# Description


Is about fixing other small issues our dataset has, that were not addressed in my tutor's project. These fixes include:

-   Fixing "reg_num" column, which has problem with having consistent format.


# Start


In [None]:
import re
from pathlib import Path

import pandas as pd

from src.utils import load_data_config

In [18]:
data_paths, column_types = load_data_config()
data_path_processed = Path(data_paths["processed"])

# Data Processing


## Special words


### Definitions


In [None]:
def remove_leading_whitespace(text: str) -> str:
    """
    Remove leading whitespace from a string and handle special characters.
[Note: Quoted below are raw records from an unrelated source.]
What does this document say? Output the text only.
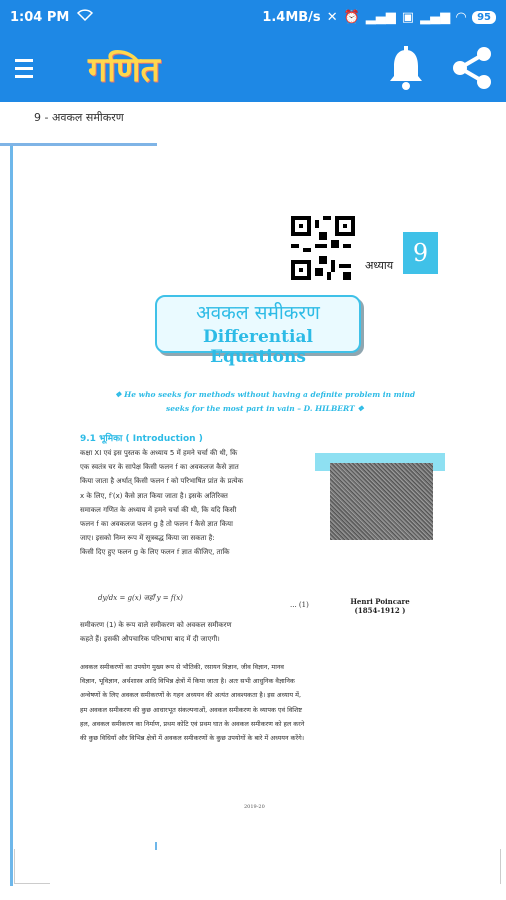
1:04 PM	1.4MB/s ✕ ⏰ ▂▄▆ ▣ ▂▄▆ ◠	95
गणित
9 - अवकल समीकरण
अध्याय 9
अवकल समीकरण
Differential Equations
❖ He who seeks for methods without having a definite problem in mind
seeks for the most part in vain – D. HILBERT ❖
9.1 भूमिका ( Introduction )
कक्षा XI एवं इस पुस्तक के अध्याय 5 में हमने चर्चा की थी, कि
एक स्वतंत्र चर के सापेक्ष किसी फलन f का अवकलज कैसे ज्ञात
किया जाता है अर्थात् किसी फलन f को परिभाषित प्रांत के प्रत्येक
x के लिए, f′(x) कैसे ज्ञात किया जाता है। इसके अतिरिक्त
समाकल गणित के अध्याय में हमने चर्चा की थी, कि यदि किसी
फलन f का अवकलज फलन g है तो फलन f कैसे ज्ञात किया
जाए। इसको निम्न रूप में सूत्रबद्ध किया जा सकता है:
किसी दिए हुए फलन g के लिए फलन f ज्ञात कीजिए, ताकि
Henri Poincare
(1854-1912 )
dy/dx = g(x) जहाँ y = f(x)
... (1)
समीकरण (1) के रूप वाले समीकरण को अवकल समीकरण
कहते हैं। इसकी औपचारिक परिभाषा बाद में दी जाएगी।
अवकल समीकरणों का उपयोग मुख्य रूप से भौतिकी, रसायन विज्ञान, जीव विज्ञान, मानव
विज्ञान, भूविज्ञान, अर्थशास्त्र आदि विभिन्न क्षेत्रों में किया जाता है। अतः सभी आधुनिक वैज्ञानिक
अन्वेषणों के लिए अवकल समीकरणों के गहन अध्ययन की अत्यंत आवश्यकता है। इस अध्याय में,
हम अवकल समीकरण की कुछ आधारभूत संकल्पनाओं, अवकल समीकरण के व्यापक एवं विशिष्ट
हल, अवकल समीकरण का निर्माण, प्रथम कोटि एवं प्रथम घात के अवकल समीकरण को हल करने
की कुछ विधियाँ और विभिन्न क्षेत्रों में अवकल समीकरणों के कुछ उपयोगों के बारे में अध्ययन करेंगे।
2019-20
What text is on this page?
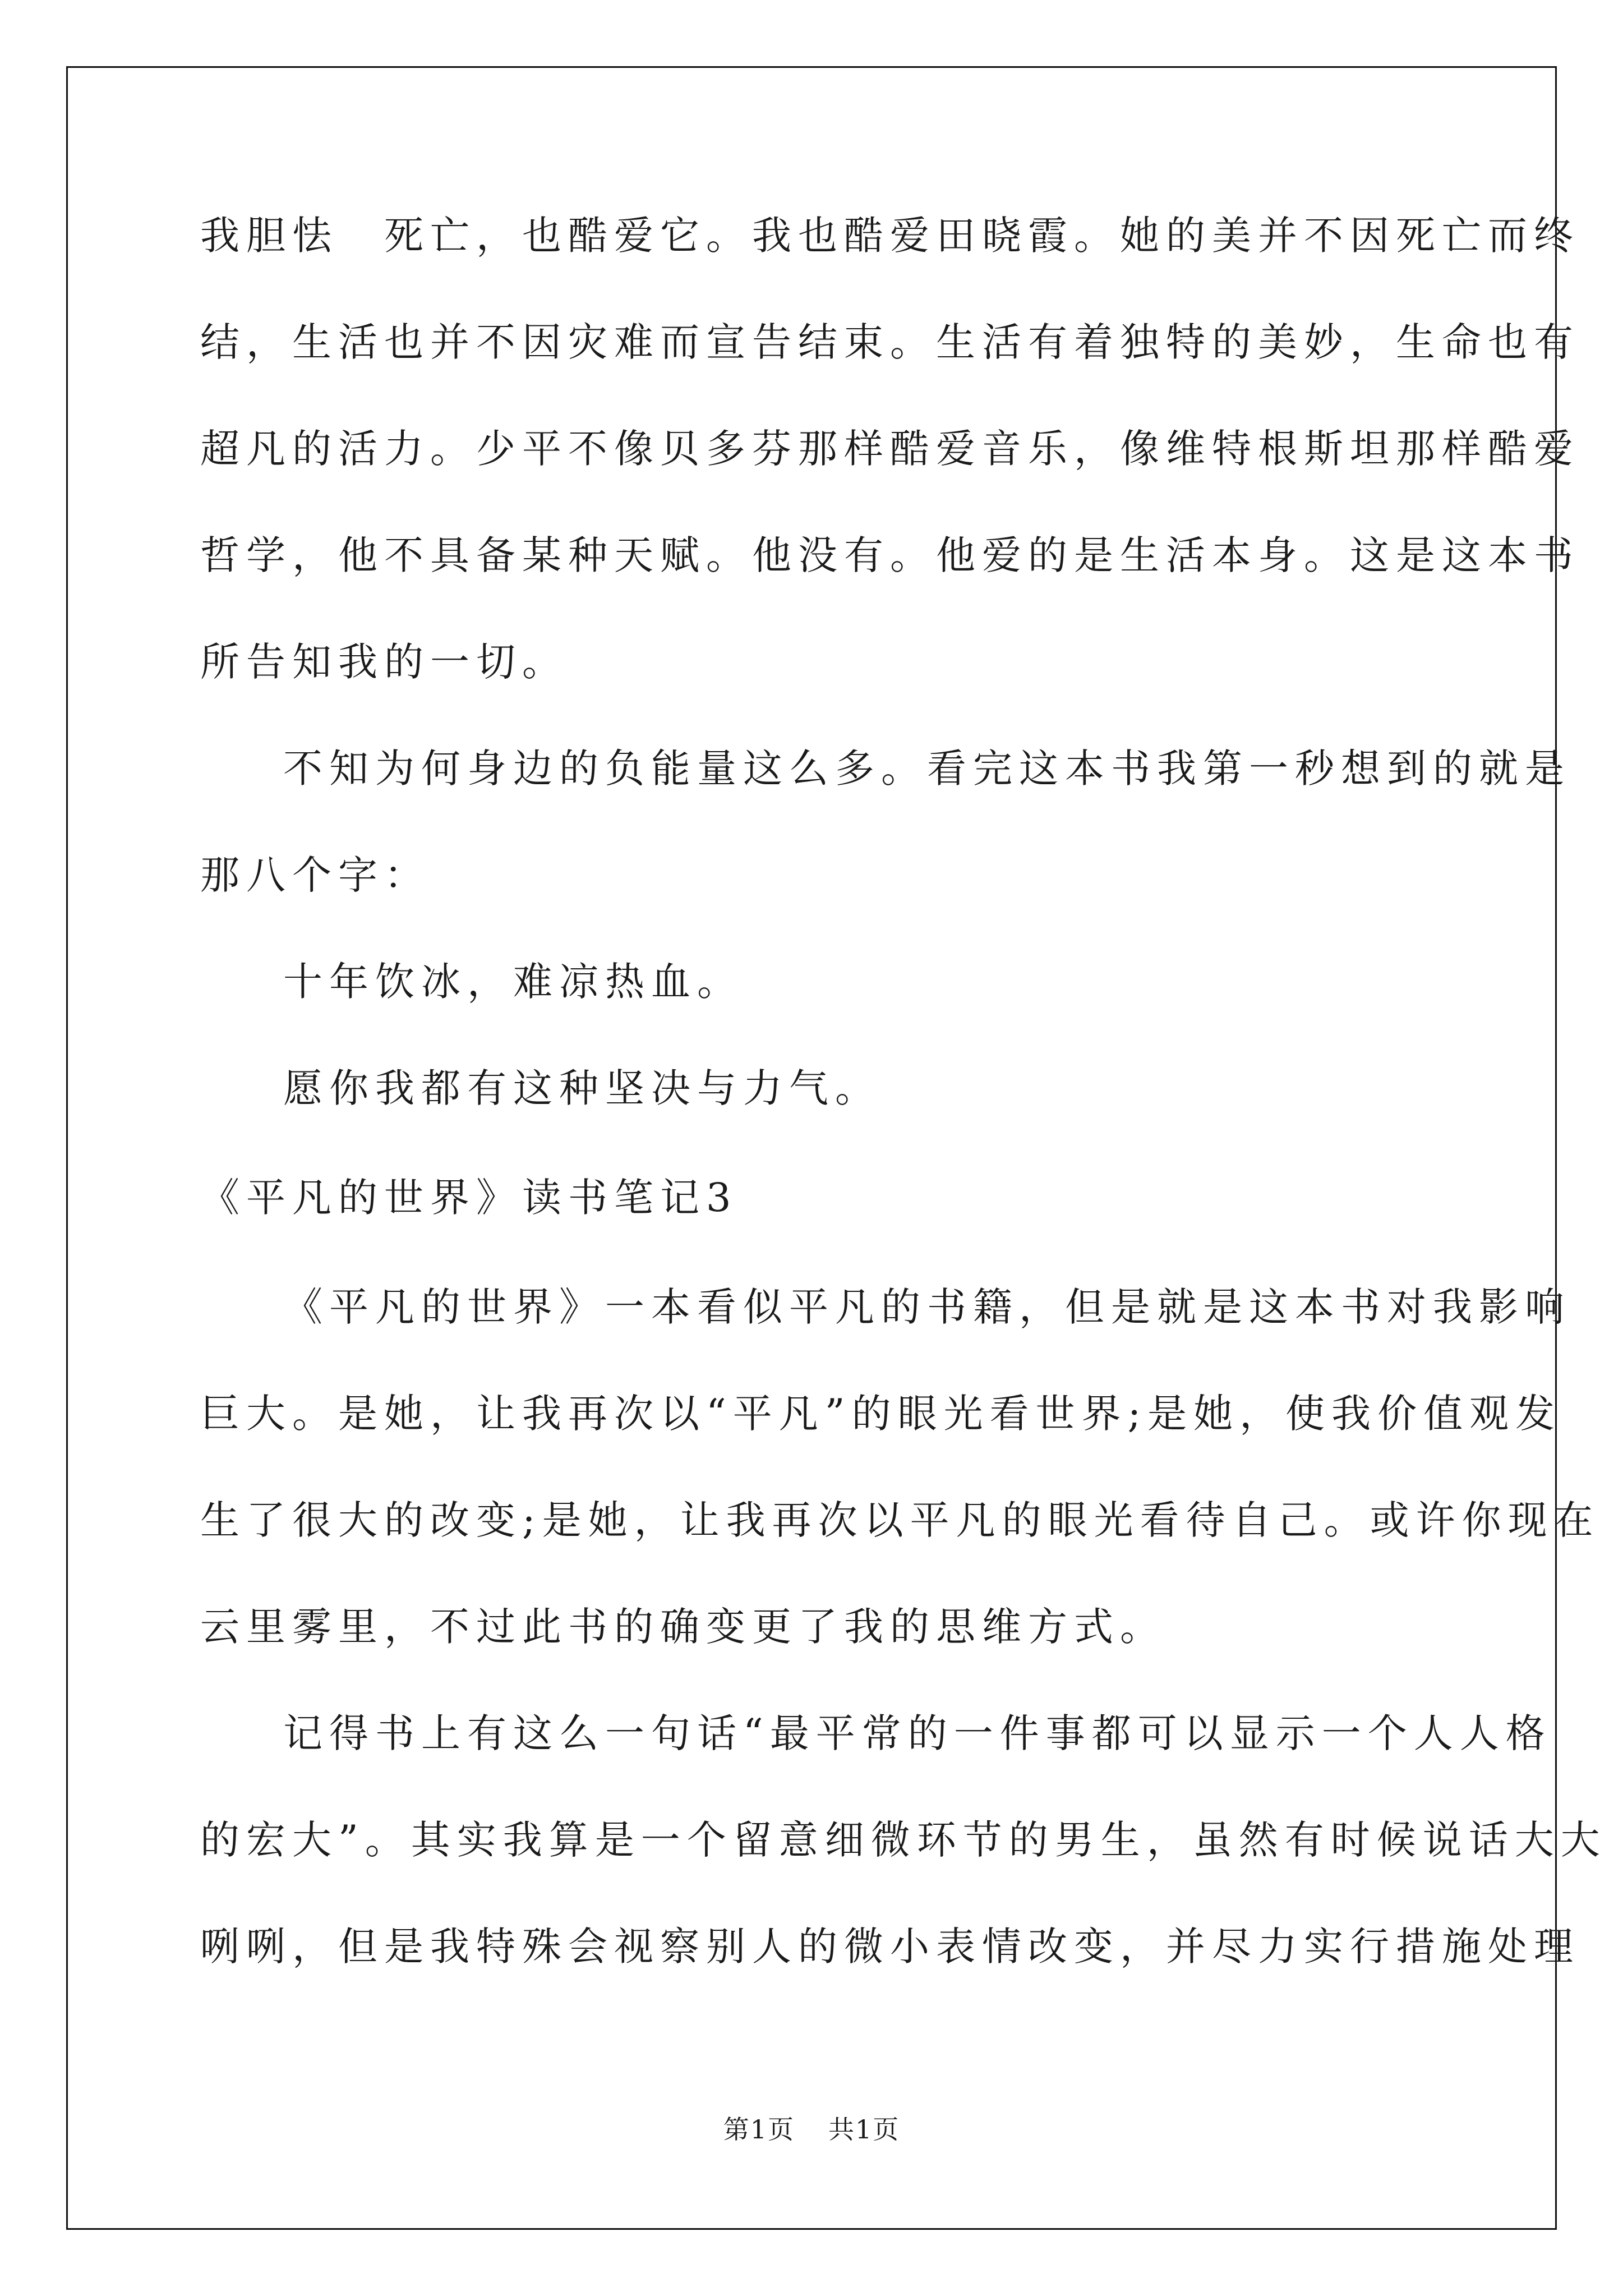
我胆怯　死亡，也酷爱它。我也酷爱田晓霞。她的美并不因死亡而终
结，生活也并不因灾难而宣告结束。生活有着独特的美妙，生命也有
超凡的活力。少平不像贝多芬那样酷爱音乐，像维特根斯坦那样酷爱
哲学，他不具备某种天赋。他没有。他爱的是生活本身。这是这本书
所告知我的一切。
不知为何身边的负能量这么多。看完这本书我第一秒想到的就是
那八个字：
十年饮冰，难凉热血。
愿你我都有这种坚决与力气。
《平凡的世界》读书笔记3
《平凡的世界》一本看似平凡的书籍，但是就是这本书对我影响
巨大。是她，让我再次以“平凡”的眼光看世界;是她，使我价值观发
生了很大的改变;是她，让我再次以平凡的眼光看待自己。或许你现在
云里雾里，不过此书的确变更了我的思维方式。
记得书上有这么一句话“最平常的一件事都可以显示一个人人格
的宏大”。其实我算是一个留意细微环节的男生，虽然有时候说话大大
咧咧，但是我特殊会视察别人的微小表情改变，并尽力实行措施处理
第1页 共1页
    This function handles:
    - Various types of whitespace at the beginning
    - Special Unicode characters like fullwidth parentheses
    - Numero signs (№)

    :param text: String to clean.
    :returns: String with leading whitespace removed and special characters fixed.
    """
    if not isinstance(text, str):
        return text

    cleaned = re.sub(r"^\s+", "", text)

    if cleaned and ord(cleaned[0]) == 0xFF08:  # Fullwidth left parenthesis "（"
        cleaned = "(" + cleaned[1:]

    return cleaned

In [None]:
def convert_to_unknown(df: pd.DataFrame) -> pd.DataFrame:
    """
    Converts some registration_number_current values to "unknown".
    Only words meaning "unknown" or "processing" will be converted.

    :param df: DataFrame to convert.
    :returns: DataFrame with all registration_number_current values set to "unknown".
    """

    list_of_unknowns = [
        "alkup nro ei tiedossa",
        "applayed forзадана",
        "DM",
        "DVM",
        "e",
        "ei ole",
        "ei regiserissä",
        "ei registerissä",
        "ei rek",
        "ei",
        "en tramite",
        "Enfi in corso",
        "Enfi",
        "eos",
        "EVBL",
        "For breeding",
        "http://ru.cat-office.com/uploaded/documents/c3/e8/7c/96/5e/a8/35/3c/20/14/40/7b/4a/46/70/da/ed387e06a34af699ce36aa3890e506cb.pdf",
        "n/n",
        "non-reg",
        "not 000",
        "not",
        "not000",
        "pending",
        "rekisteröimätön eur.rex.hybr.",
        "rekisteröimätön",
        "rekisteröinti kesken",
        "sadsa",
        "under reg",
        "under regis",
        "under registrering",
        "underregistrering",
        "xxxxxxxx",
        "в процессе изготовления",
        "задана",
        "Задана",
        "задано",
        "заказана",
        "на обмене",
        "На обмене",
        "Родословная",
    ]

    df.loc[df["registration_number_current"].isin(list_of_unknowns), "registration_number_current"] = "unknown"

    return df

### Applying changes


In [21]:
all_cats_df = pd.read_csv(
    f"{data_path_processed}/all_cats_first_fixes.csv", index_col="cat_id", dtype=column_types, low_memory=False
)

In [22]:
fixed_cats = all_cats_df.copy()

fixed_cats["registration_number_current"] = fixed_cats["registration_number_current"].apply(
    remove_leading_whitespace
)
fixed_cats = convert_to_unknown(fixed_cats)

## Creating universal format


In [None]:
def format_strings(df: pd.DataFrame) -> pd.DataFrame:
    """
    Format the 'registration_number_current' column in the DataFrame.
    This function cleans the strings by removing unwanted characters and formatting them consistently.

    :param df: DataFrame containing the 'registration_number_current' column.
    :returns: DataFrame with formatted 'registration_number_current' column.
    """

    def _format_single_string(text):
        if pd.isna(text):
            return text

        text = str(text)
        previous_text = ""

        while previous_text != text:
            previous_text = text

            text = re.sub(r"\)([^\s])", ") \\1", text)
            text = re.sub(r"[()]", "", text)
            text = re.sub(r"^[\*\.\-\:\/]+", "", text)
            text = re.sub(r"^\s*№", "", text)
            text = text.strip()

        return text

    df["registration_number_current"] = df["registration_number_current"].apply(_format_single_string)

    return df

In [24]:
fixed_cats = format_strings(fixed_cats)
fixed_cats.to_csv(f"{data_path_processed}/all_cats_done.csv", index_label="cat_id")